Alison Parker, 24, was a “go-getter” who was “going to make it big” in broadcast journalism.

But her life was cut short after she and Adam Ward, 27, were fatally shot early Wednesday morning during a live WDBJ broadcast at a shopping center in Moneta, Va., located just outside Roanoke. Both were journalists for the local station.

“Her life was news. She loved doing this,” Parker’s WDBJ co-worker Heather Butterworth said.

Butterworth met Parker in 2012 when the two interned for WDBJ together. Both attended the nearby college, James Madison University, and worked alongside each other on the student newspaper, The Breeze.

Parker graduated in December 2012, moving to Jacksonville, N.C., to work at the local station, WCTI-TV. She and Butterworth reconnected when they were both hired by WDBJ in May 2014.

Parker, Butterworth, and Ward worked during the morning shift, beginning their days at 3:30 a.m. with a “tight-knit” group Butterworth described as “family.”

“We were together all the time, she always had a smile on her face,” she said. “We were always joking around and laughing about stupid stuff and stuffing our faces with food. The newsroom is a very stressful place so you need somebody like that.”

Parker had just moved in with her boyfriend of nine months, Chris Hurst, who also works at WDBJ as an anchor, on Aug. 1. Butterworth said they were on the path to getting married and had talked about kids.

She had ambitions of becoming a national news reporter and had just finished a special about childhood abuse.

“She was hoping for an Emmy with that special, and I truly believe she could get it because it’s an amazing piece,” Butterworth said.

Ivana J. Chan—known to Parker as “IJ”—looked to her as a mentor when she joined The Breeze’s staff her freshman year of college in 2012.

“I was really shy and quiet when I first started at The Breeze, I didn’t have that many friends and I didn’t know what I was doing,” Chan said. “Alison took me under her wing and helped me out. The Breeze became my little family and it was largely because of her.”

Chan remembers Parker as a “tough,” “precise” news editor who “knew exactly what she wanted and how to get it.”

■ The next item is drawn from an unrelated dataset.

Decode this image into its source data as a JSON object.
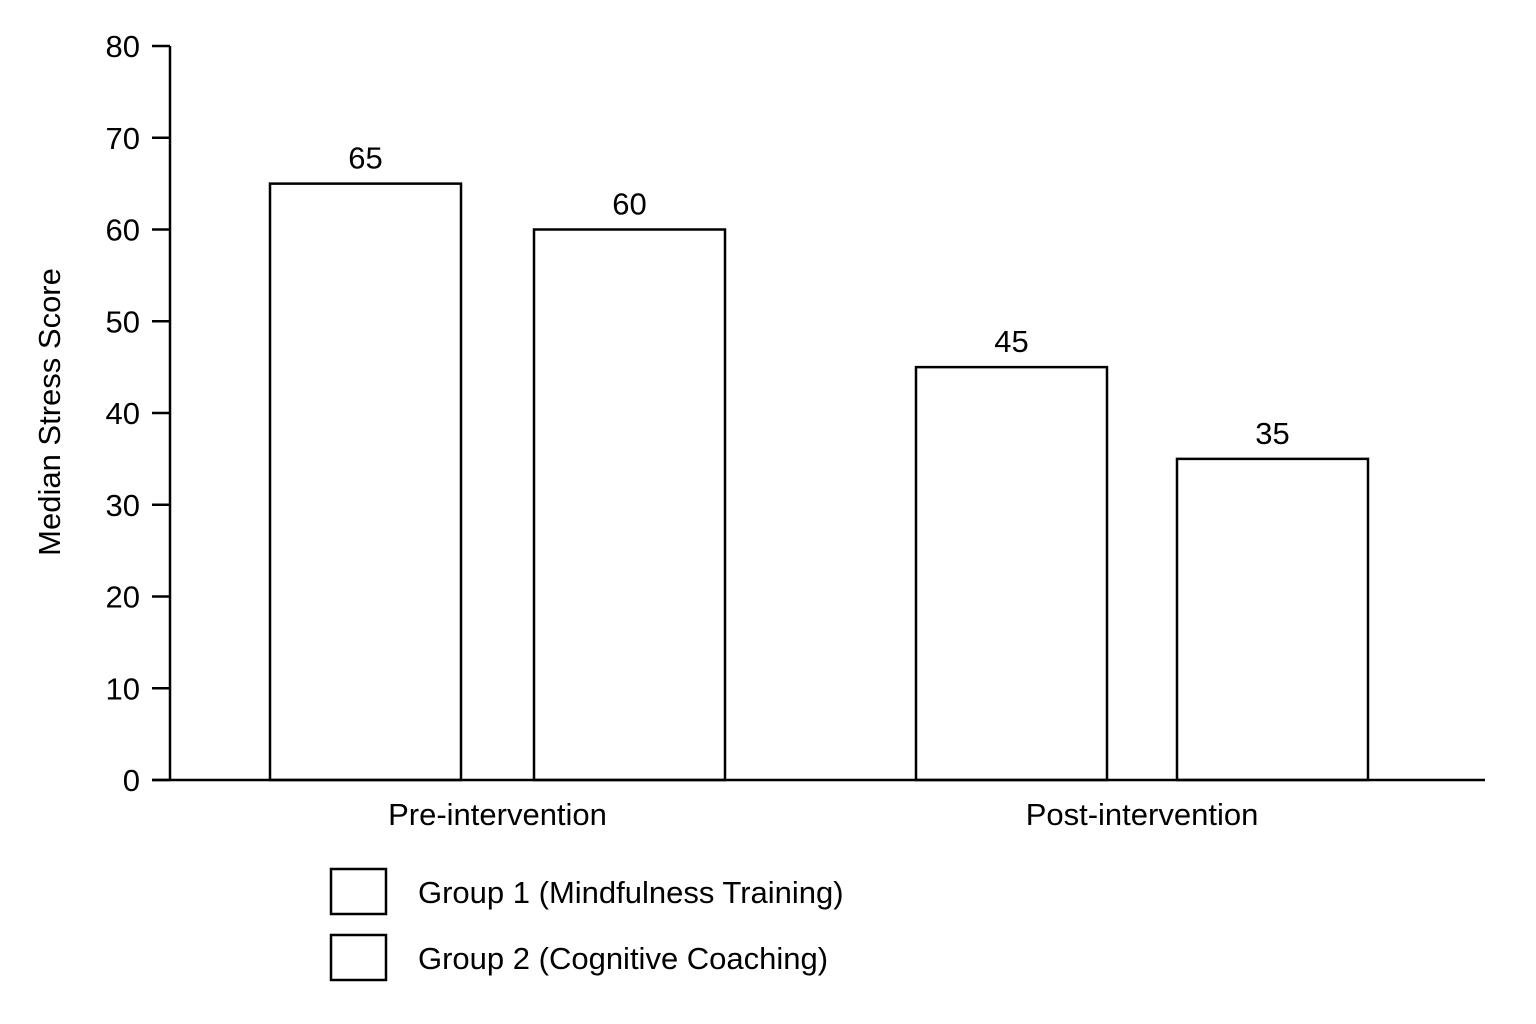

“Alison was very driven. That’s the perfect word to describe her,” Chan said. “She would never accept a … poorly written story. She set those really high expectations for me, even when I was a new writer.”

Parker was a leader who “put 100 percent into everything she did,” but she was also compassionate and accessible.

“People were attracted to her, they just wanted to talk to her and wanted her to talk to them. It was only natural that she was a journalist,” Chan said.

Dylan Garner, who worked with Parker at The Breeze in 2012, described her as JMU’s media arts and design “superstar.”

“She was just so universally thought of as being a great, great journalist,” Garner said. “Nothing was going to get in her way because she was too good for that. She was a fighter in every sense. If there was news to uncover, she was going to do it. She wasn’t going to back out of anything. She wasn’t afraid of anything. She was truly driven to get the job done to the best of her ability and her ability was obviously very high.”

Chan said she knew Parker would “rise to the top” in her profession, a sentiment echoed by her professors at JMU, who described her as “one of the best.”

“It’s just so sad in a weird and ironic, horrible way that she’s making national and international headlines now, but in the worst way possible,” Chan said. “She had everything going for her, and she had all these hopes. All of these people were confident, so sure that she was going to get there. But she didn’t have that chance.”

The gunman, Vester L. Flanagan II, known on air as Bryce Williams, previously worked for WDBJ. He shot himself on a nearby highway about five hours after the attack and later died at Fairfax Hospital.

Chan said she hopes Parker is remembered as a “passionate, vivacious, beautiful soul.”

“That’s just what she was,” Chan said.

Natalie Johnson is a 2015 graduate from JMU in the School of Media Arts and Design. She was also a member of The Breeze staff.